El vinagre se convirtió en uno de los recursos caseros más utilizados por los conductores. Su bajo costo y facilidad para conseguirlo hicieron que muchas personas lo incorporaran a la limpieza del vehículo, especialmente para mantener en mejores condiciones el vidrio del auto.
Limpieza y desengrasado del vidrio
El vinagre blanco destilado es el más utilizado para esta tarea, debido a que deja pocos residuos sobre la superficie. Su principal componente, el ácido acético, cuenta con propiedades desengrasantes y puede ayudar a remover distintos tipos de suciedad de los vidrios.
Por esta razón, algunas personas lo emplean para eliminar restos de insectos, excremento de aves, savia de árboles y marcas provocadas por el agua dura, que puede dejar depósitos minerales sobre el cristal. También se le atribuye utilidad para disminuir la condensación en el interior del vehículo durante jornadas frías o húmedas.

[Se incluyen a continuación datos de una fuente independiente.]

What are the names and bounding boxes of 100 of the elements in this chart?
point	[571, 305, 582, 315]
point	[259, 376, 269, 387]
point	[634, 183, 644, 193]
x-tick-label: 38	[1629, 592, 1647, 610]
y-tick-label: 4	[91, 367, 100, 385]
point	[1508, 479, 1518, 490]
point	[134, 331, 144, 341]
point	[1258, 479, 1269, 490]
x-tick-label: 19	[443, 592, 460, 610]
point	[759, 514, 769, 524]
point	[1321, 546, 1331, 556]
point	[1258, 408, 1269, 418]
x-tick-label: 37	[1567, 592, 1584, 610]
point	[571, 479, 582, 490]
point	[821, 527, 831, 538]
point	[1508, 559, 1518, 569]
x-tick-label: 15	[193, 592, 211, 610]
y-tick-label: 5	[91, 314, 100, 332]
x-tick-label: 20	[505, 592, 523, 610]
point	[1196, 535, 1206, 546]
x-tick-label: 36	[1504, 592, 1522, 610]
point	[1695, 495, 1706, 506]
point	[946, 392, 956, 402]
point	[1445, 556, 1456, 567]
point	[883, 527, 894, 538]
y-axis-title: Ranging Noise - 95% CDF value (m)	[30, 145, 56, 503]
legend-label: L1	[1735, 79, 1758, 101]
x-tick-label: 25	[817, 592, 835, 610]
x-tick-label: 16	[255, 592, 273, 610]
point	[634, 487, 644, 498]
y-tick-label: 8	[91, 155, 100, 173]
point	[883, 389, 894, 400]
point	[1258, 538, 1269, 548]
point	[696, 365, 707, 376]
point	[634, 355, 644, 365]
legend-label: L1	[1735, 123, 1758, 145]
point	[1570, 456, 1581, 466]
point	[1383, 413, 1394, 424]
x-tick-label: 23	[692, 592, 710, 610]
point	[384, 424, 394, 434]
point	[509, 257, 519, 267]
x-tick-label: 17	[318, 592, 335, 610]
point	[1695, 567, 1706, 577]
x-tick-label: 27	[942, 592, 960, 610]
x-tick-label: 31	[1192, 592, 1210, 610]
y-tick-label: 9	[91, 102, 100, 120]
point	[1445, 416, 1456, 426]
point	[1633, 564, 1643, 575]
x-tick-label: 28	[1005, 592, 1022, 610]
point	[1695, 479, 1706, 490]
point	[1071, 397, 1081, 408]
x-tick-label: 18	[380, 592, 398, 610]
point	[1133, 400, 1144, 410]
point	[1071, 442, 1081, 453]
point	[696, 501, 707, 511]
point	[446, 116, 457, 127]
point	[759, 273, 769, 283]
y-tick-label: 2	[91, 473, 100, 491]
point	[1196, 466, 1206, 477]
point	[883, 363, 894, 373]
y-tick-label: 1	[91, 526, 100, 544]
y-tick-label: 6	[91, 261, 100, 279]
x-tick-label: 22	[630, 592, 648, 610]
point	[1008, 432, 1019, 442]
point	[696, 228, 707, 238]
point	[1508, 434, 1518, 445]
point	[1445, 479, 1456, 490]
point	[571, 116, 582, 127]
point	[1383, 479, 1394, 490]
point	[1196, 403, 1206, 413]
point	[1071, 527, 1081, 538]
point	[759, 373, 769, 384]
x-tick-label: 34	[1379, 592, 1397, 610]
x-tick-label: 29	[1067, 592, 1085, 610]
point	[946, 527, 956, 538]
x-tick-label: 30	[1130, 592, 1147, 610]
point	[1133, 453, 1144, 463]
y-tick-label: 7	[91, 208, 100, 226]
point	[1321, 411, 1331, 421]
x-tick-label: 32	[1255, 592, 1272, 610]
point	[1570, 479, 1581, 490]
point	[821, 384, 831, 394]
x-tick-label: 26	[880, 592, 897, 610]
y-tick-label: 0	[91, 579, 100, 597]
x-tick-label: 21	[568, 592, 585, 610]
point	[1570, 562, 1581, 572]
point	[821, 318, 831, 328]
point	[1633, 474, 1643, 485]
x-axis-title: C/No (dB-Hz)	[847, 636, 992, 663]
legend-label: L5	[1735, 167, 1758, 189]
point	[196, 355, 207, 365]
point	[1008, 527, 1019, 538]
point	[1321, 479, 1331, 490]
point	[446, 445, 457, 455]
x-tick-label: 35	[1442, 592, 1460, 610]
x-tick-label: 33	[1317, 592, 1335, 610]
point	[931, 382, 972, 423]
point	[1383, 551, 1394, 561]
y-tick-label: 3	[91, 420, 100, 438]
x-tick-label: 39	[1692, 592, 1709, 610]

Para utilizarlo, una de las recomendaciones más habituales es mezclar partes iguales de vinagre y agua y aplicar la preparación con un paño de microfibra, de modo que se reduzca el riesgo de rayar la superficie. Además, se aconseja evitar el uso excesivo de vinagre puro, ya que la exposición frecuente podría afectar materiales como gomas, plásticos o la pintura.
La creencia sobre la escarcha y el hielo
El otro uso más difundido es como método casero para retrasar la formación de escarcha o hielo en las mañanas frías. La explicación que circula es que el ácido acético del vinagre reduce el punto de congelación del agua, lo que dificultaría que el hielo se forme o se adhiera al vidrio.
Se trata de un principio químico: mezclar un soluto con agua puede bajar su punto de congelación, algo similar a lo que ocurre con la sal.
Sin embargo, no hay estudios ni datos concretos y verificables que confirmen cuánto se reduce ese punto de congelación al usar vinagre diluido, ni qué tan efectivo resulta frente a heladas intensas.
Por eso, este uso se mantiene más como una creencia popular extendida entre conductores que como una solución con respaldo científico comprobado.
Junto a este truco, suelen mencionarse otros remedios caseros con el mismo nivel de sustento anecdótico, como frotar el vidrio con cebolla cruda o con una papa cortada, aunque tampoco cuentan con evidencia verificable que los respalde.